Once upon a time, a lovely lady was bringing up three equally love girls.  At the same time, there was a man with three boys of his own, four men living all together.  One day, the lady met the fella and the rest became television history.

As The Brady Bunch reminds us, the concept of a blended family has been well known for decades now.  A family created by a couple bringing children from a previous marriage have specific issues that a traditional family will not have to deal with.  In the context of estate planning, a failure to consider the complexity of these issues and how a family resolves them can cause many problems both during and after the couple’s lifetime together.

The key considerations that a blended family must consider when preparing an estate plan include the following, namely:

1. Guardianship of minor children-One of the more complicated issues related to blended families is what happens to a child if their biological parent predeceases their stepparent.  If the child’s other biological parent is still living, they will likely be named as the successor guardian. This may uproot the child from their current homes and may not be what the child prefers.

In some circumstances, the relationship between the former spouses may be so negative that the stepparent may be named as the successor guardian.  This may lead to a dispute over guardianship that will ultimately decided by the Surrogate’s Court.  To avoid this contentious form of litigation, it is suggested that issues of guardianship be coordinated with both biological parents and the stepparent that the children live with.

2. Inheritance-Determining who will inherit your assets becomes more complicated when an individual remarries.  An individual must be aware of the rights (and lack thereof) of their new spouse, former spouse, biological children and stepchildren.

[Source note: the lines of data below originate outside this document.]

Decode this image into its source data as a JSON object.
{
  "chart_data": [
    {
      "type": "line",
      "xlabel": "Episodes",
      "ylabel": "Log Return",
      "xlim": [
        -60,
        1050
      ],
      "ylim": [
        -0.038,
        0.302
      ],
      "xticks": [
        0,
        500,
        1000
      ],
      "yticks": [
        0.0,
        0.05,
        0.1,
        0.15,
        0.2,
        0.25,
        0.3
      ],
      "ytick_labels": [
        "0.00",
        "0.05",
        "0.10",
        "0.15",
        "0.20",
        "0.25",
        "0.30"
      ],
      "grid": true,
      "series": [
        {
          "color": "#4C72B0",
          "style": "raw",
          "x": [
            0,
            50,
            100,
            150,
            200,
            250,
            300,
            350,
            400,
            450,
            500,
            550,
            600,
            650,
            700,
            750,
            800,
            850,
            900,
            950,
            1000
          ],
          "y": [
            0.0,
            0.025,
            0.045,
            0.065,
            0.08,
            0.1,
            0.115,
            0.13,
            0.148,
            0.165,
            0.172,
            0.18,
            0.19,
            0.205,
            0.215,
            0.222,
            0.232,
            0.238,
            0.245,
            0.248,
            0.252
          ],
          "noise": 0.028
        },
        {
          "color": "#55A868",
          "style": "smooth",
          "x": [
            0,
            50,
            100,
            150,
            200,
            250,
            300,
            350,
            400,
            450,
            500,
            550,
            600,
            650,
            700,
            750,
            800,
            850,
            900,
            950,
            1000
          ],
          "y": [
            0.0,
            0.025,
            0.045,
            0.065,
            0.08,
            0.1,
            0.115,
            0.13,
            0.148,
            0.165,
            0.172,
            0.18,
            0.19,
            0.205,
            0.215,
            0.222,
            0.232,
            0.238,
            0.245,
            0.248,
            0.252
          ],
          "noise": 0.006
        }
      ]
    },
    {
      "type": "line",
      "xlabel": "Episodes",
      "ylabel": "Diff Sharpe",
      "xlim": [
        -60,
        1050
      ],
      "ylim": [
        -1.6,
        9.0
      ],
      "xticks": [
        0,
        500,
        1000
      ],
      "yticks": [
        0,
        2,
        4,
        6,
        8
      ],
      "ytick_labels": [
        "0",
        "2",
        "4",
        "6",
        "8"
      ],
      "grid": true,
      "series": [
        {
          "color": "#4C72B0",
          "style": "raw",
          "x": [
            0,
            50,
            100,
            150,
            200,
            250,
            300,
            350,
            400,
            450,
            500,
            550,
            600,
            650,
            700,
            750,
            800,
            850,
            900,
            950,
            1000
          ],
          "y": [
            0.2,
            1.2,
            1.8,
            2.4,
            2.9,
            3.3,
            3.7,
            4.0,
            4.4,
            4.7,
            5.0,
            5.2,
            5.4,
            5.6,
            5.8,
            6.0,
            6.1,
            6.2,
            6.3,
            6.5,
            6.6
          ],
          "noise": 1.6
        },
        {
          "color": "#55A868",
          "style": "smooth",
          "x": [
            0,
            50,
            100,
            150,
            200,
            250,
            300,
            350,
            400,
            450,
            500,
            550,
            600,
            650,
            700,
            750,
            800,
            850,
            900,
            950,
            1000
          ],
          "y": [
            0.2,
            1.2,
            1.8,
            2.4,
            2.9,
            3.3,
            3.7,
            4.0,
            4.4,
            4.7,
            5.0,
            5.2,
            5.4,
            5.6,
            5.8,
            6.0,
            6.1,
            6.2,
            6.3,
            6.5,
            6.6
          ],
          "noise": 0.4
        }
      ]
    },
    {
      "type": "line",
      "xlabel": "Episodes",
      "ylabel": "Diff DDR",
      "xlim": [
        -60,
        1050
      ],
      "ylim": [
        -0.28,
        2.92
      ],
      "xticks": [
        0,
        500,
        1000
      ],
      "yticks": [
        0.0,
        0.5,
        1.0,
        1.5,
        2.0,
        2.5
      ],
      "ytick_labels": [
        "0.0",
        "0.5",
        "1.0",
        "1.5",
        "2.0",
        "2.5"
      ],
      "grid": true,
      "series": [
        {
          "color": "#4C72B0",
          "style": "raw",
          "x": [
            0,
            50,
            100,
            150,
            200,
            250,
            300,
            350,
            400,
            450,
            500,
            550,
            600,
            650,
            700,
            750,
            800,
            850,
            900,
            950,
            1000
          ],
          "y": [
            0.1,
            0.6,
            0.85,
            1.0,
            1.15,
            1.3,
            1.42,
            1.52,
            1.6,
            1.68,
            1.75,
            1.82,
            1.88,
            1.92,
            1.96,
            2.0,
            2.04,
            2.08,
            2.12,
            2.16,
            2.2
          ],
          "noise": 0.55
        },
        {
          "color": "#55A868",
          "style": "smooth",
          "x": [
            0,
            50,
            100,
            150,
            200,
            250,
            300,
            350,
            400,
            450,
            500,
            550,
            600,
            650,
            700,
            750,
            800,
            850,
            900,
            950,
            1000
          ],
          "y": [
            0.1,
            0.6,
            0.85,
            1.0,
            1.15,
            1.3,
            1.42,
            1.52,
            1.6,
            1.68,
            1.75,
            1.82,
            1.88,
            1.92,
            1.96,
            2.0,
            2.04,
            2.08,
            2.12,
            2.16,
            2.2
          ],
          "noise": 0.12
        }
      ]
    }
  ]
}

In some circumstances, a spouse in a blended family will have come to the marriage with significant wealth.  Some may have continuing support obligations to their former spouses.  Others may enter into a prenuptial agreement with their current spouse outlining what, if any, inheritance rights they will be entitled to.  Without a prenuptial agreement or a last will and testament, the new spouse will be entitled to fifty percent of their spouse’s estate as their statutory marital share.  As an alternative, couples should prepare wills which outline what inheritance rights, if any, the surviving spouse will receive.

If either spouse had previously prepared a will or executed any beneficiary designations, it is essential that these documents and designations be updated to remove the former spouse as a beneficiary.

Children also pose a potential planning problem.  New York intestacy law and most wills do not provide for children that are not biologically related to a parent.  For stepchildren, this could potentially leave them without an inheritance if their biological parent passes before their stepparent.  Careful drafting and consideration should be taken to ensure all children are cared for in some manner.

3. Estate Taxes-As mentioned above, spouses in a blended family will often come into a marriage with preexisting wealth.  It may be a spouse’s desire to use their wealth created before the new marriage to benefit their children when they die.  However, when an estate tax may be due at the federal or state level, it may beneficial to leave assets to the surviving spouse to take advantage of the marital deduction for estate tax.

The use of a marital trust called a qualified terminable interest trust, or QTIP trust, can satisfy both goals.  Under the terms of this type of trust, the surviving spouse receives all of the income of the trust.  If that is insufficient, the surviving spouse may also be given a “5 and 5 power” to take the greater of (a) $5,000 or (b) 5% of the trust principal out every year.  The majority of the trust principal is preserved for the deceased spouse’s children and the entire trust principal avoids estate tax until the surviving spouse passes.

Blended families have become a common and widely accepted type of family structure.  With that said, there are key differences in the estate planning needs, goals and potential problems of a blended family will face.  Families and planners alike must be aware of these differences in order to achieve a positive result.